At the same time a new theatre in the war was opened up: the Middle East. The Egyptian garrisons was reinforced whilst the British commander in India sent an expeditionary force to invade Iraq. At it made good progress as it advanced to Basra. However, the General Staff deployed troops now spare from the war with Russia to reinforce their ally. One column with a Turkish contingent moved down the Tigris to smash the invaders in a series of lightening actions. Another force advanced across the Sinai Peninsula to the bank of the Suez Canal where it dug in to cut this important artery. For the rest of the Great War British and French convoys carrying raw materials and troops from the east were forced to go via the Cape of Good Hope.

In the spring of 1917, full scale fighting recommenced in the west. By now Entente units were as well equipped as the Germans, but many troops still lacked their adversities’ greater experience. So many veterans had been killed or captured during the fighting in the autumn that many French battalions were as green as those of their British allies. On the German side, engineers spent the winter taking Russian factories in hand.
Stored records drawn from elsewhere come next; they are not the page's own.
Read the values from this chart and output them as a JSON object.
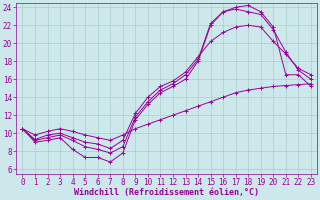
{
  "background_color": "#cce8ea",
  "grid_color": "#aacccc",
  "line_color": "#990099",
  "marker_color": "#990099",
  "xlabel": "Windchill (Refroidissement éolien,°C)",
  "xlim": [
    -0.5,
    23.5
  ],
  "ylim": [
    5.5,
    24.5
  ],
  "xticks": [
    0,
    1,
    2,
    3,
    4,
    5,
    6,
    7,
    8,
    9,
    10,
    11,
    12,
    13,
    14,
    15,
    16,
    17,
    18,
    19,
    20,
    21,
    22,
    23
  ],
  "yticks": [
    6,
    8,
    10,
    12,
    14,
    16,
    18,
    20,
    22,
    24
  ],
  "curves": [
    {
      "x": [
        0,
        1,
        2,
        3,
        4,
        5,
        6,
        7,
        8,
        9,
        10,
        11,
        12,
        13,
        14,
        15,
        16,
        17,
        18,
        19,
        20,
        21,
        22,
        23
      ],
      "y": [
        10.5,
        9.0,
        9.2,
        9.5,
        8.2,
        7.3,
        7.3,
        6.8,
        7.8,
        11.5,
        13.2,
        14.5,
        15.2,
        16.0,
        18.0,
        22.0,
        23.5,
        24.0,
        24.2,
        23.5,
        21.8,
        16.5,
        16.5,
        15.2
      ]
    },
    {
      "x": [
        0,
        1,
        2,
        3,
        4,
        5,
        6,
        7,
        8,
        9,
        10,
        11,
        12,
        13,
        14,
        15,
        16,
        17,
        18,
        19,
        20,
        21,
        22,
        23
      ],
      "y": [
        10.5,
        9.2,
        9.5,
        9.8,
        9.2,
        8.5,
        8.2,
        7.8,
        8.5,
        11.8,
        13.5,
        14.8,
        15.5,
        16.5,
        18.2,
        22.2,
        23.5,
        23.8,
        23.5,
        23.2,
        21.5,
        19.0,
        17.0,
        16.0
      ]
    },
    {
      "x": [
        0,
        1,
        2,
        3,
        4,
        5,
        6,
        7,
        8,
        9,
        10,
        11,
        12,
        13,
        14,
        15,
        16,
        17,
        18,
        19,
        20,
        21,
        22,
        23
      ],
      "y": [
        10.5,
        9.3,
        9.8,
        10.0,
        9.5,
        9.0,
        8.8,
        8.3,
        9.2,
        12.2,
        14.0,
        15.2,
        15.8,
        16.8,
        18.5,
        20.2,
        21.2,
        21.8,
        22.0,
        21.8,
        20.2,
        18.8,
        17.2,
        16.5
      ]
    },
    {
      "x": [
        0,
        1,
        2,
        3,
        4,
        5,
        6,
        7,
        8,
        9,
        10,
        11,
        12,
        13,
        14,
        15,
        16,
        17,
        18,
        19,
        20,
        21,
        22,
        23
      ],
      "y": [
        10.5,
        9.8,
        10.2,
        10.5,
        10.2,
        9.8,
        9.5,
        9.2,
        9.8,
        10.5,
        11.0,
        11.5,
        12.0,
        12.5,
        13.0,
        13.5,
        14.0,
        14.5,
        14.8,
        15.0,
        15.2,
        15.3,
        15.4,
        15.5
      ]
    }
  ],
  "font_size": 6,
  "label_font_size": 6,
  "tick_font_size": 5.5
}
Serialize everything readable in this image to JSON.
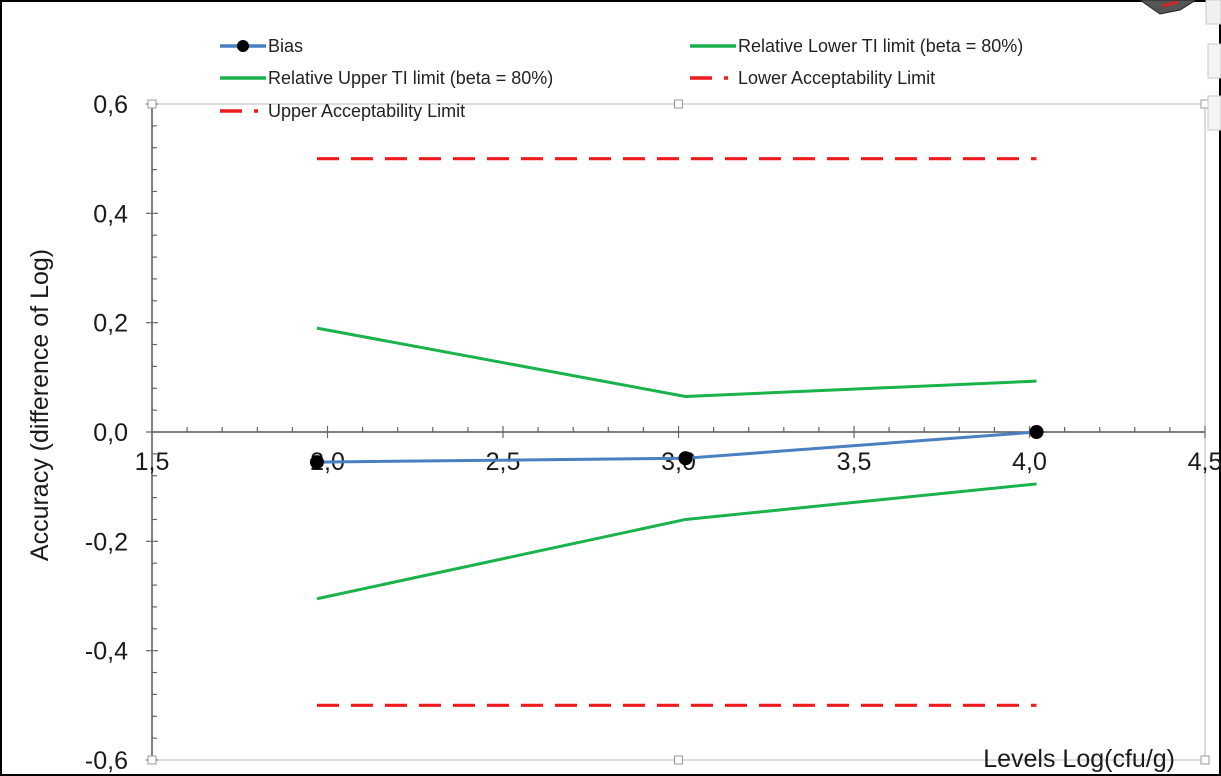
{
  "chart_data": {
    "type": "line",
    "xlabel": "Levels Log(cfu/g)",
    "ylabel": "Accuracy (difference of  Log)",
    "xlim": [
      1.5,
      4.5
    ],
    "ylim": [
      -0.6,
      0.6
    ],
    "x_ticks": [
      "1,5",
      "2,0",
      "2,5",
      "3,0",
      "3,5",
      "4,0",
      "4,5"
    ],
    "y_ticks": [
      "0,6",
      "0,4",
      "0,2",
      "0,0",
      "-0,2",
      "-0,4",
      "-0,6"
    ],
    "x_tick_values": [
      1.5,
      2.0,
      2.5,
      3.0,
      3.5,
      4.0,
      4.5
    ],
    "y_tick_values": [
      0.6,
      0.4,
      0.2,
      0.0,
      -0.2,
      -0.4,
      -0.6
    ],
    "grid": false,
    "legend_position": "top",
    "series": [
      {
        "name": "Bias",
        "color": "#4a7fc1",
        "style": "line-markers",
        "x": [
          1.97,
          3.02,
          4.02
        ],
        "y": [
          -0.055,
          -0.048,
          0.0
        ]
      },
      {
        "name": "Relative Lower TI limit (beta = 80%)",
        "color": "#19b24b",
        "style": "line",
        "x": [
          1.97,
          3.02,
          4.02
        ],
        "y": [
          -0.305,
          -0.16,
          -0.095
        ]
      },
      {
        "name": "Relative Upper TI limit (beta = 80%)",
        "color": "#19b24b",
        "style": "line",
        "x": [
          1.97,
          3.02,
          4.02
        ],
        "y": [
          0.19,
          0.065,
          0.093
        ]
      },
      {
        "name": "Lower Acceptability Limit",
        "color": "#ee1c1c",
        "style": "dashed",
        "x": [
          1.97,
          4.02
        ],
        "y": [
          -0.5,
          -0.5
        ]
      },
      {
        "name": "Upper Acceptability Limit",
        "color": "#ee1c1c",
        "style": "dashed",
        "x": [
          1.97,
          4.02
        ],
        "y": [
          0.5,
          0.5
        ]
      }
    ]
  }
}
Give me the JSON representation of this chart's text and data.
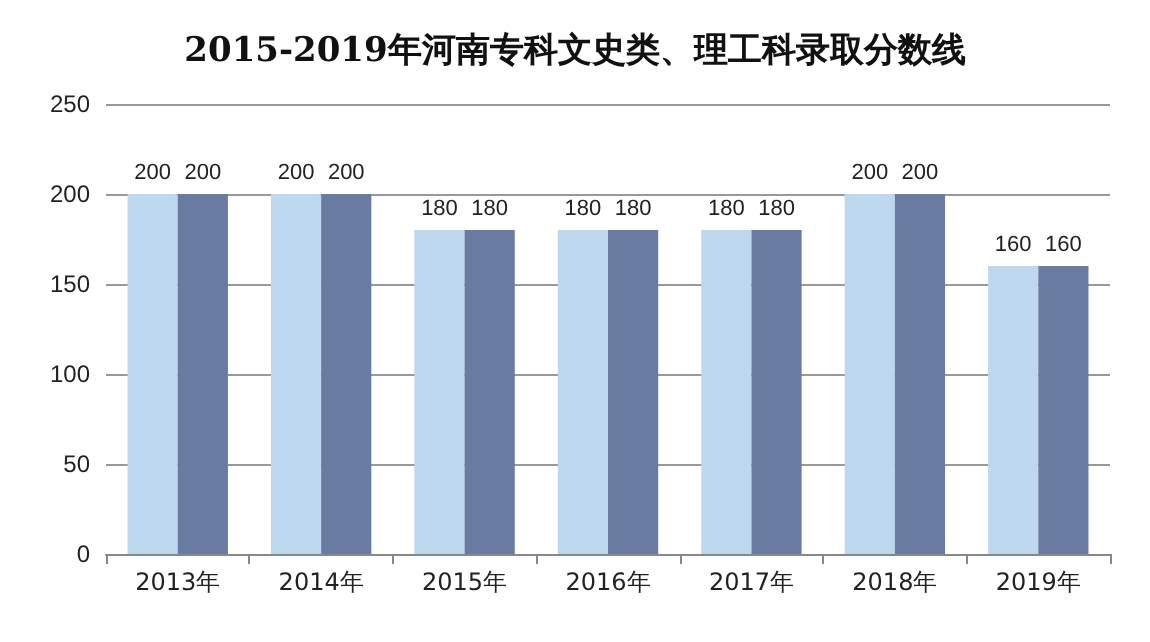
{
  "chart_data": {
    "type": "bar",
    "title": "2015-2019年河南专科文史类、理工科录取分数线",
    "categories": [
      "2013年",
      "2014年",
      "2015年",
      "2016年",
      "2017年",
      "2018年",
      "2019年"
    ],
    "series": [
      {
        "color": "#bdd7ee",
        "values": [
          200,
          200,
          180,
          180,
          180,
          200,
          160
        ]
      },
      {
        "color": "#6a7ba2",
        "values": [
          200,
          200,
          180,
          180,
          180,
          200,
          160
        ]
      }
    ],
    "ylim": [
      0,
      250
    ],
    "yticks": [
      0,
      50,
      100,
      150,
      200,
      250
    ],
    "grid": "y",
    "data_labels": true
  }
}
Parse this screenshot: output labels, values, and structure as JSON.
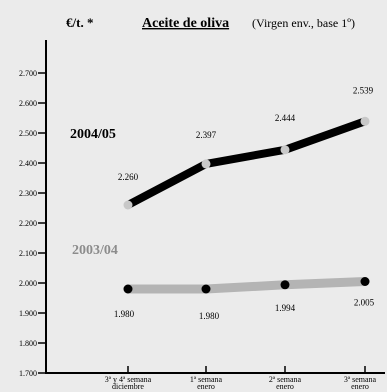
{
  "chart_data": {
    "type": "line",
    "unit_label": "€/t. *",
    "title": "Aceite de oliva",
    "subtitle": "(Virgen env., base 1º)",
    "categories": [
      [
        "3ª y 4ª semana",
        "diciembre"
      ],
      [
        "1ª semana",
        "enero"
      ],
      [
        "2ª semana",
        "enero"
      ],
      [
        "3ª semana",
        "enero"
      ]
    ],
    "ylim": [
      1700,
      2800
    ],
    "yticks": [
      1700,
      1800,
      1900,
      2000,
      2100,
      2200,
      2300,
      2400,
      2500,
      2600,
      2700
    ],
    "ytick_labels": [
      "1.700",
      "1.800",
      "1.900",
      "2.000",
      "2.100",
      "2.200",
      "2.300",
      "2.400",
      "2.500",
      "2.600",
      "2.700"
    ],
    "grid": false,
    "series": [
      {
        "name": "2004/05",
        "values": [
          2260,
          2397,
          2444,
          2539
        ],
        "labels": [
          "2.260",
          "2.397",
          "2.444",
          "2.539"
        ],
        "line_color": "#000000",
        "marker_color": "#c8c8c8",
        "label_color": "#000000"
      },
      {
        "name": "2003/04",
        "values": [
          1980,
          1980,
          1994,
          2005
        ],
        "labels": [
          "1.980",
          "1.980",
          "1.994",
          "2.005"
        ],
        "line_color": "#b4b4b4",
        "marker_color": "#000000",
        "label_color": "#8c8c8c"
      }
    ]
  }
}
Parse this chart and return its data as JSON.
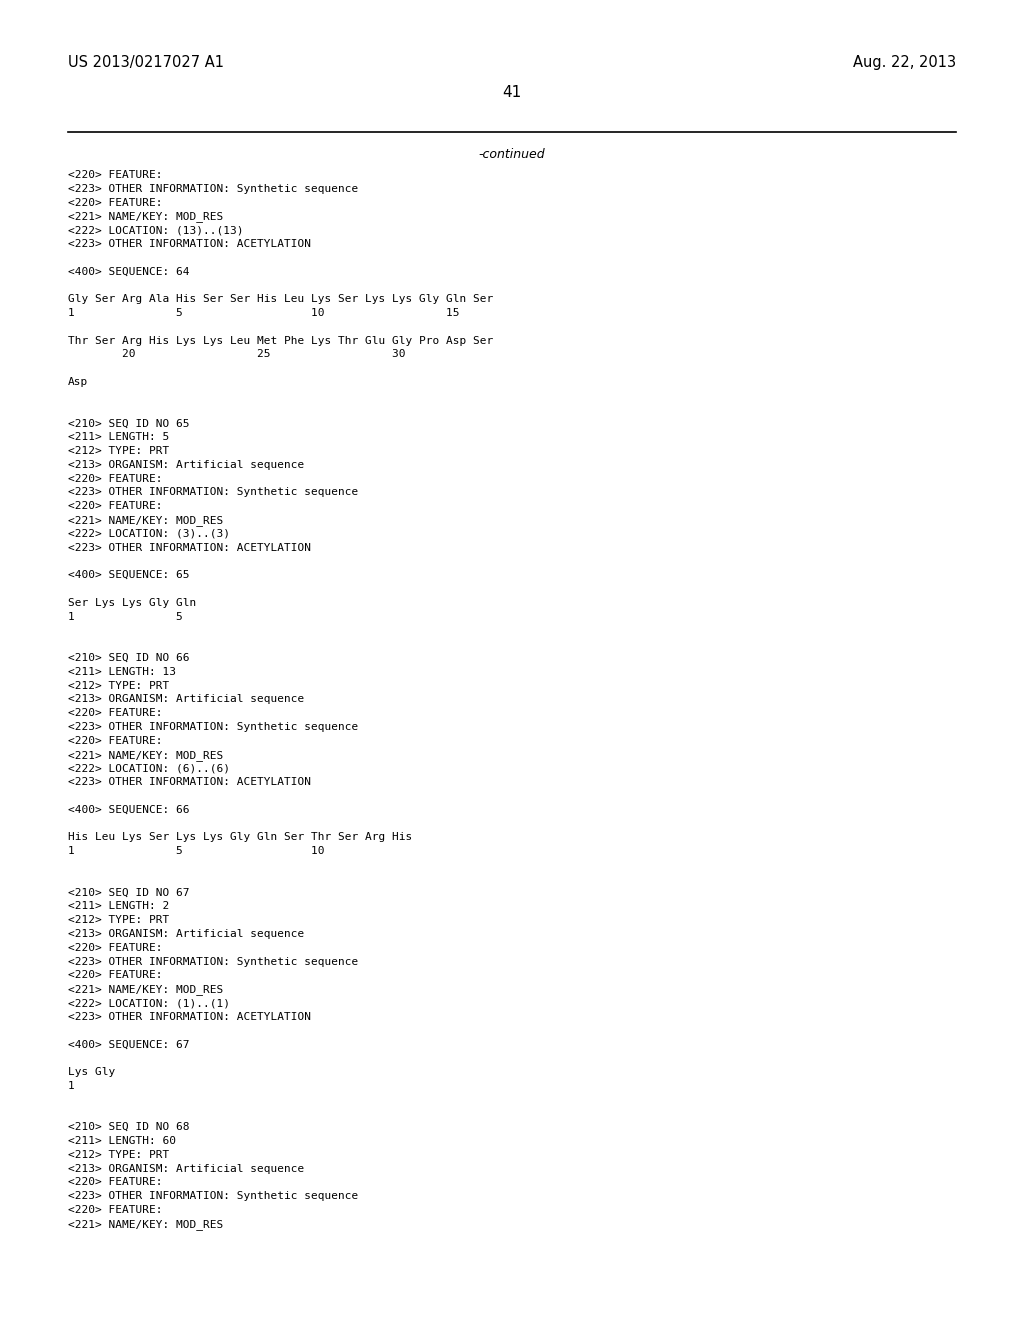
{
  "header_left": "US 2013/0217027 A1",
  "header_right": "Aug. 22, 2013",
  "page_number": "41",
  "continued_text": "-continued",
  "background_color": "#ffffff",
  "text_color": "#000000",
  "lines": [
    "<220> FEATURE:",
    "<223> OTHER INFORMATION: Synthetic sequence",
    "<220> FEATURE:",
    "<221> NAME/KEY: MOD_RES",
    "<222> LOCATION: (13)..(13)",
    "<223> OTHER INFORMATION: ACETYLATION",
    "",
    "<400> SEQUENCE: 64",
    "",
    "Gly Ser Arg Ala His Ser Ser His Leu Lys Ser Lys Lys Gly Gln Ser",
    "1               5                   10                  15",
    "",
    "Thr Ser Arg His Lys Lys Leu Met Phe Lys Thr Glu Gly Pro Asp Ser",
    "        20                  25                  30",
    "",
    "Asp",
    "",
    "",
    "<210> SEQ ID NO 65",
    "<211> LENGTH: 5",
    "<212> TYPE: PRT",
    "<213> ORGANISM: Artificial sequence",
    "<220> FEATURE:",
    "<223> OTHER INFORMATION: Synthetic sequence",
    "<220> FEATURE:",
    "<221> NAME/KEY: MOD_RES",
    "<222> LOCATION: (3)..(3)",
    "<223> OTHER INFORMATION: ACETYLATION",
    "",
    "<400> SEQUENCE: 65",
    "",
    "Ser Lys Lys Gly Gln",
    "1               5",
    "",
    "",
    "<210> SEQ ID NO 66",
    "<211> LENGTH: 13",
    "<212> TYPE: PRT",
    "<213> ORGANISM: Artificial sequence",
    "<220> FEATURE:",
    "<223> OTHER INFORMATION: Synthetic sequence",
    "<220> FEATURE:",
    "<221> NAME/KEY: MOD_RES",
    "<222> LOCATION: (6)..(6)",
    "<223> OTHER INFORMATION: ACETYLATION",
    "",
    "<400> SEQUENCE: 66",
    "",
    "His Leu Lys Ser Lys Lys Gly Gln Ser Thr Ser Arg His",
    "1               5                   10",
    "",
    "",
    "<210> SEQ ID NO 67",
    "<211> LENGTH: 2",
    "<212> TYPE: PRT",
    "<213> ORGANISM: Artificial sequence",
    "<220> FEATURE:",
    "<223> OTHER INFORMATION: Synthetic sequence",
    "<220> FEATURE:",
    "<221> NAME/KEY: MOD_RES",
    "<222> LOCATION: (1)..(1)",
    "<223> OTHER INFORMATION: ACETYLATION",
    "",
    "<400> SEQUENCE: 67",
    "",
    "Lys Gly",
    "1",
    "",
    "",
    "<210> SEQ ID NO 68",
    "<211> LENGTH: 60",
    "<212> TYPE: PRT",
    "<213> ORGANISM: Artificial sequence",
    "<220> FEATURE:",
    "<223> OTHER INFORMATION: Synthetic sequence",
    "<220> FEATURE:",
    "<221> NAME/KEY: MOD_RES"
  ]
}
Whilst not up to Teutonic standards, they were now easily comparable to those elsewhere in the world. Thus with the Anglo-American blockade effectively neutralised, it was with heavily stocked magazines that their armies launched attacks on the line near Paris and Dijon

Both sides had been planning spring offensives and it was by pure chance that the Germans launched theirs first. It is doubtful though, that even if the Entente has pre-empted their enemy it would have made much difference to the final result

Remembering how St Petersburg had fallen so easily, the French generals threw every man that they had to defend their capital. Consequently, that particular offensive ground to a halt. However, events were very difference at Dijon. With the line largely unreinforced except by contingents of Australian troops, it collapsed and German troops swiftly exploited the breach. Soon Lyons and Nevers and dozen smaller towns had fallen to theirs advance. In the coming days, divisions were quickly pushed into central France. Some swung north west towards Orleans, others south west towards Limoges.